The agency is pondering additional measures to speed the drug development process, such as so-called “enriched” trials, in which subjects are selected based on certain demographic or genetic characteristics. It’s sort of a customized trial for customized medicine for patients most likely to respond successfully.
A commentary accompanying the JAMA study called, “Can Expedited FDA Drug Approval Without Expedited Follow-Up Be Trusted?” raised concerns about the whole approach.
“The current system of accelerating drug approval in the United States can be described as a growing hodgepodge of exceptions to the rule of rigorous premarket review,” wrote Daniel Carpenter, professor of government at Harvard University. He said the FDA has few measures to ensure that drugs approved based on limited populations are marketed only to those limited groups.

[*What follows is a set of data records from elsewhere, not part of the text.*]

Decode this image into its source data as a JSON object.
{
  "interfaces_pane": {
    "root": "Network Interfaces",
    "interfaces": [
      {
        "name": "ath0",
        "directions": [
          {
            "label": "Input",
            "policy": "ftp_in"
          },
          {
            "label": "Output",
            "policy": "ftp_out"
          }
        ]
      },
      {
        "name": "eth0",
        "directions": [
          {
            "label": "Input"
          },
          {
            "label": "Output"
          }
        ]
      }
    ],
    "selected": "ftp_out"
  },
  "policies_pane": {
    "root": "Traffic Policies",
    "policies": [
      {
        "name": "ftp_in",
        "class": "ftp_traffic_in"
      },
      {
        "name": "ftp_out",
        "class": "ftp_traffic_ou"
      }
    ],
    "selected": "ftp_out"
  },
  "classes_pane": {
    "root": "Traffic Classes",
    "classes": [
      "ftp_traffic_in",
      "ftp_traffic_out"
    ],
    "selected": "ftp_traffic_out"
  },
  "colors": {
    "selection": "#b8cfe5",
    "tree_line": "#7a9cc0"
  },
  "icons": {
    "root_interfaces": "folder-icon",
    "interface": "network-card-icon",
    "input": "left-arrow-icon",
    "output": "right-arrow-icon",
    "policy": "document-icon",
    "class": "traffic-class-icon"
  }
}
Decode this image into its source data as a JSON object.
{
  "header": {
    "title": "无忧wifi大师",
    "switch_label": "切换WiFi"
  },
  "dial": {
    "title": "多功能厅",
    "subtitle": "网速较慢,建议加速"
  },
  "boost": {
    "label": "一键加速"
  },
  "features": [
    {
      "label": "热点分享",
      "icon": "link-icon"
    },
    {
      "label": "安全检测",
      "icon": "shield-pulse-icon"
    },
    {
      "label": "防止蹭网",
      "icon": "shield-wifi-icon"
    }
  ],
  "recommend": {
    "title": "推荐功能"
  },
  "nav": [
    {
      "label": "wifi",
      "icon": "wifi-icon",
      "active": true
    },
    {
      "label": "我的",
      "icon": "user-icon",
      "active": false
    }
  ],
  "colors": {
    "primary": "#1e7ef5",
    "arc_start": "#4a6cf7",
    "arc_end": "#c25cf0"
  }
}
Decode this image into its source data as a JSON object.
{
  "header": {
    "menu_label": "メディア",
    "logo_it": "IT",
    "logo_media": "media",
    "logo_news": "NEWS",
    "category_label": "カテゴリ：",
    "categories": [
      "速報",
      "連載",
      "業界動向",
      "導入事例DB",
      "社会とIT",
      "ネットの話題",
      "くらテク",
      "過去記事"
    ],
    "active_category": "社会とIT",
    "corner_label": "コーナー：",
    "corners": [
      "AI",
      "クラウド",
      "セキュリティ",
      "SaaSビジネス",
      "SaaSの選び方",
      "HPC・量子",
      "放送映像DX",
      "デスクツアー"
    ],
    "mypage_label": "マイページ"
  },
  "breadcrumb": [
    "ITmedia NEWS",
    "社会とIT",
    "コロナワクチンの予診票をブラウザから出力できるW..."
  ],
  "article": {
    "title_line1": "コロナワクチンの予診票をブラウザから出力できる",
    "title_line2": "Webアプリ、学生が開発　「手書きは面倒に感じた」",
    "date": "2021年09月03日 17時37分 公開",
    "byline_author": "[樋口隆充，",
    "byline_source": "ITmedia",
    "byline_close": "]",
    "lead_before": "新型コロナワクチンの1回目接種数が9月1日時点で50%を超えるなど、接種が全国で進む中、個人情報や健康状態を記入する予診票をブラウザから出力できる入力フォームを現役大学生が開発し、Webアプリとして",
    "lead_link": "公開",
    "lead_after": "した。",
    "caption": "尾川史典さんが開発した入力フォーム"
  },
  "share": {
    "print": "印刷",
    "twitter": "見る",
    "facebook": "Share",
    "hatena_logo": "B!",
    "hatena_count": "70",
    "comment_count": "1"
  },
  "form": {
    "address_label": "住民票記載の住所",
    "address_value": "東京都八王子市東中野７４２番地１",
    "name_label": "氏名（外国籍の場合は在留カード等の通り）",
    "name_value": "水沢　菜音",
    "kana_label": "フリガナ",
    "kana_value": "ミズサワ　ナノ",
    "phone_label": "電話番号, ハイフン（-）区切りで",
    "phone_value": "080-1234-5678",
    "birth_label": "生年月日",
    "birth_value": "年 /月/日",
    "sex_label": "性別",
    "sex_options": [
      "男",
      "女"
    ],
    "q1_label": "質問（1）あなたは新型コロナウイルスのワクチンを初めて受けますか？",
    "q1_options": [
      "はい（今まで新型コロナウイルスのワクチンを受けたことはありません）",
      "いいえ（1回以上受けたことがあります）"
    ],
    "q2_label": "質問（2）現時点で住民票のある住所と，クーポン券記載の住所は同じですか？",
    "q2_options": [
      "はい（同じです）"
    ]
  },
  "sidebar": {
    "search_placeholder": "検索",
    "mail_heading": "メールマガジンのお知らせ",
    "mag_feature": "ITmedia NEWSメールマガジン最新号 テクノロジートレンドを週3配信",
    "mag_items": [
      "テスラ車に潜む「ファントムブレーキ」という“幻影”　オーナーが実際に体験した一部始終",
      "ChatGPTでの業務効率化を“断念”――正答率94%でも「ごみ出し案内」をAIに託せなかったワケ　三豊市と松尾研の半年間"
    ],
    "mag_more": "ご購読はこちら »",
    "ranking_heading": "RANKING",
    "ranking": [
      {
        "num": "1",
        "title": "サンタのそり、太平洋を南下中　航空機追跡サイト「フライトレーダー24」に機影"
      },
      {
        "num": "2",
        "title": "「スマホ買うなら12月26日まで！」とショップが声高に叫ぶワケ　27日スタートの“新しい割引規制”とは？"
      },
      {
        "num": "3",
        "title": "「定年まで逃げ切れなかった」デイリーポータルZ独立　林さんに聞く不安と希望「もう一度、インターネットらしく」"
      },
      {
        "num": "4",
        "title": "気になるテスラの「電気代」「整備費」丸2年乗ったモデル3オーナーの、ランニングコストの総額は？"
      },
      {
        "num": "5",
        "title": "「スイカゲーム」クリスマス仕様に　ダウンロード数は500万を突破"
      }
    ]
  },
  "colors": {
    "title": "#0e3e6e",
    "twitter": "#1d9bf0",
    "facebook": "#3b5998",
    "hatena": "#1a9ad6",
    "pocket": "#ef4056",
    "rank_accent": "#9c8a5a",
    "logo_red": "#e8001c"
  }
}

“It is concerning that the FDA may alter the terms of the implicit approval contract with pharmaceutical manufacturers, that is, less clinical testing of drugs before approval with quicker review in exchange for more reliable and rigorous post-approval testing, and not enforce the post-approval requirements as it should,” Carpenter wrote.
Our advice for patients remains: Unless you really, really have no other option, avoid any new drug. In fact, the safest option is to let at least five to seven years pass before you can be confident that a drug’s safety kinks have been worked out.